My latest project: re-covering a storage cube

by Lisa

When my husband is away, this mouse will, do projects. I always settle better to doing things when my husband isn’t here. I think in part it’s the ability to do things on my own timetable but it’s also the ability to make a lot of mess and only inconvenience myself.

He went away on a holiday with his family for a week and so I took advantage of some quality Lisa time to tackle a project I’ve been thinking about for a while – re-covering a storage cube.

We have very little space in our house so everywhere we can cram in storage, we do, including in two very boring, very grey but very spacious and sturdy storage cubes that also function as additional seating when we have guests. One is in our living room and houses various craft materials and one is in our space room/office and houses board games and card.

I bought the storage cubes from Wilkos back in 2020 for just £14 each. They’ve held up really well apart from the fact that my husband repeatedly putting his feet up on the edge of one has worn away the fabric on the lid and so it has salt.

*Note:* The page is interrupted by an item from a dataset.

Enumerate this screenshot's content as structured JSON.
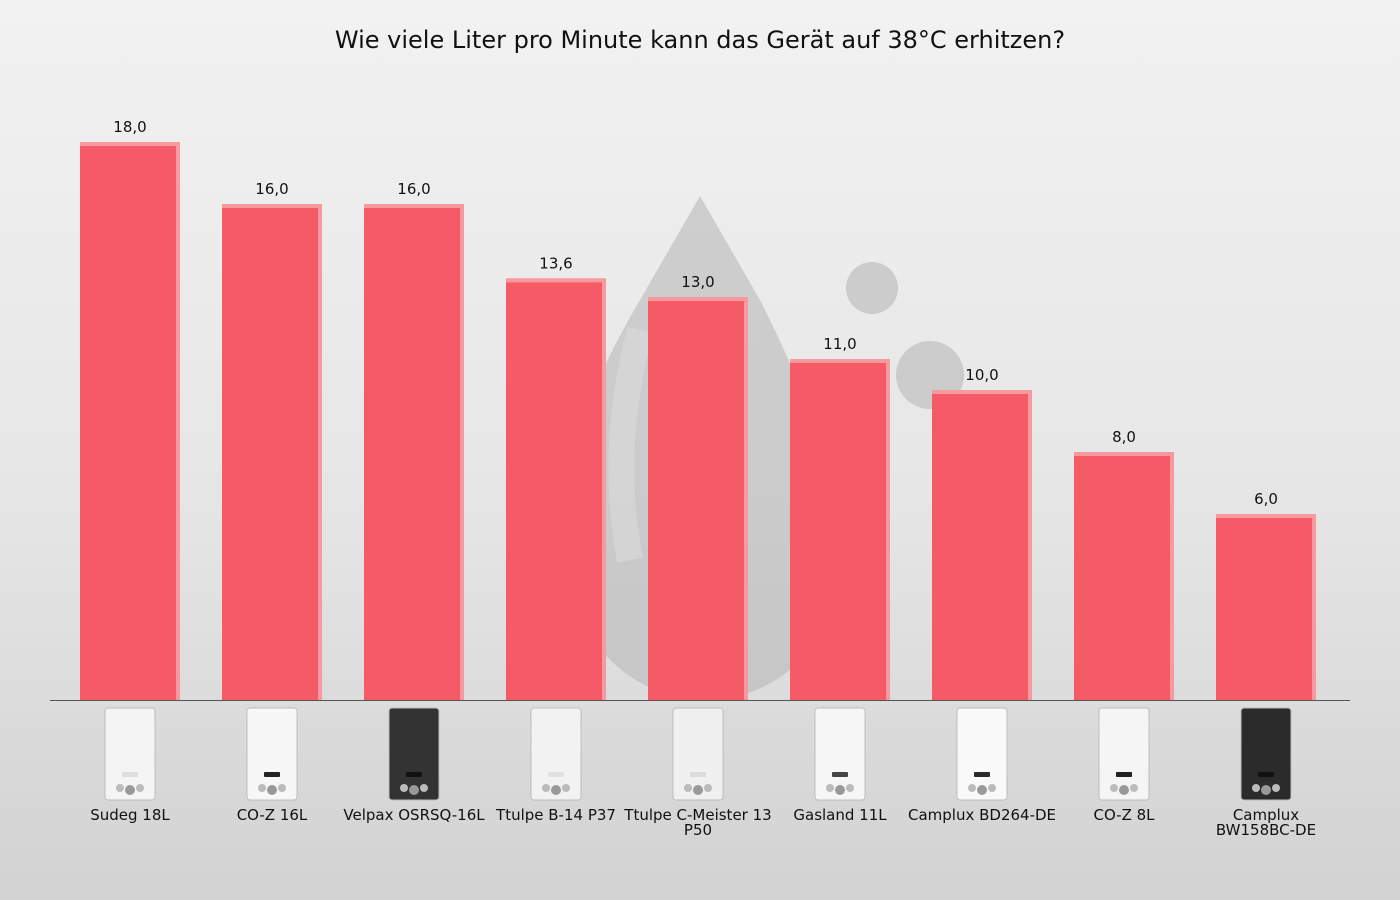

So it was time to either replace or re-cover it. I don’t love the idea of replacing something if there’s a way to repair it and make it better, especially if I can’t find anything as good as the thing I have.

I have never upholstered anything before, but I have a sewing machine and I can sew in straight lines, so I thought I would give re-covering it a try.

I bought the fabricHenry Holland x Harlequin Ludaix in Pacific – off eBay a few weeks ago.

I read a few online tutorial style posts for re-covering storage cubes/footstools but none of them were quite right for ours – a lot were in one piece whereas ours is a separate base and lid. A lot also had feet and you could hide staples under the base, ours are collapsible and not like that.

It turns out that the best thing to do was just to sort of de-construct the existing one and try and work it out. The lid was a lot easier to do than the base. The lid was a bit of basic sewing and then some stapling (gotta love the big fancy stapler, I was definitely living out my best teacher creating classroom wall displays fantasy).

The base was the trickiest. What I should have done was create four different side panels and join them together with the base. What I did do was lazy and I just created one long side panel and connected it once. The problem with creating one long side panel was it made that bit easier, but it made attaching the bottom more difficult because it essentially meant trying to connect what was really a big tube with no corners to a square. I did it eventually, but I needed to do some adjustments and the base isn’t perfect (but nobody looks at the base anyway). Don’t be like me, do it properly to begin with.

A lot of frustration and a lot of hand-sewing at the last stage to attach the fabric at the top and the binding, and it was done.

It isn’t perfect, but it is done and although it has cost me way more time, money and effort to re-cover than it would have to replace it, but it isn’t plain and boring anymore and it still holds all of my craft stuff.